This work addresses a critical yet previously overlooked overflow risk in CKKS-based homomorphic encryption for neural networks, where inputs to activation functions often exceed the valid interval of their polynomial approximations, leading to inference errors or complete failure. The study is the first to formally identify this vulnerability and proposes a provably overflow-free neural network design methodology. By rigorously computing tight upper and lower bounds on neuron outputs through formal verification and integrating these bounds into constrained polynomial approximations of activation functions, the approach guarantees that all intermediate values remain within safe numerical ranges. Compatible with existing CKKS frameworks, the method reduces inference failure rates—from as high as 47% down to 0% across multiple benchmarks—enabling fully reliable encrypted inference.

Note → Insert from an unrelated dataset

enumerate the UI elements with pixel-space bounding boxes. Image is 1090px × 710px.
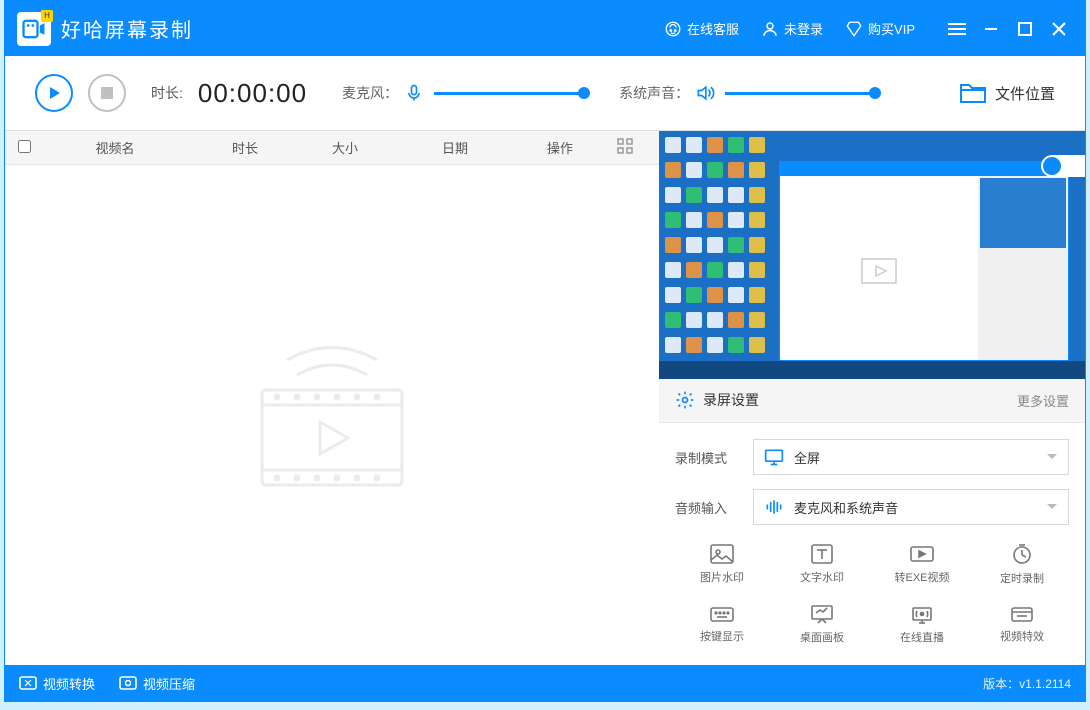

Fully homomorphic encryption (FHE) enables private inference by evaluating neural networks on encrypted data. In this way, we can delegate the computation to a third party server without ever revealing the user's data. Currently, the CKKS scheme is the backbone of most efficient FHE implementations, but it only supports addition, multiplication, and array rotation operations, thus requiring all activation functions of the neural network to be approximated by polynomials within a certain interval, imposing strict design tolerances. In this paper, we demonstrate for the first time that this scheme is vulnerable to overflow attacks, i.e., seemingly benign inputs that can exceed such tolerances of the FHE circuit, thereby causing corrupt and unusable outputs. To avoid them, we propose a formal verification technique that computes certified bounds on the ranges of all neurons in the network. By construction, our method eliminates overflows and, in our experiments, removed observed overflows on all benchmarks, reducing failure rates from up to 47% to 0%. Moreover, our overflow-free solution is compatible with most CKKS-based frameworks, as it allows to simply substitute standard polynomials by polynomials with rigorously designed ranges.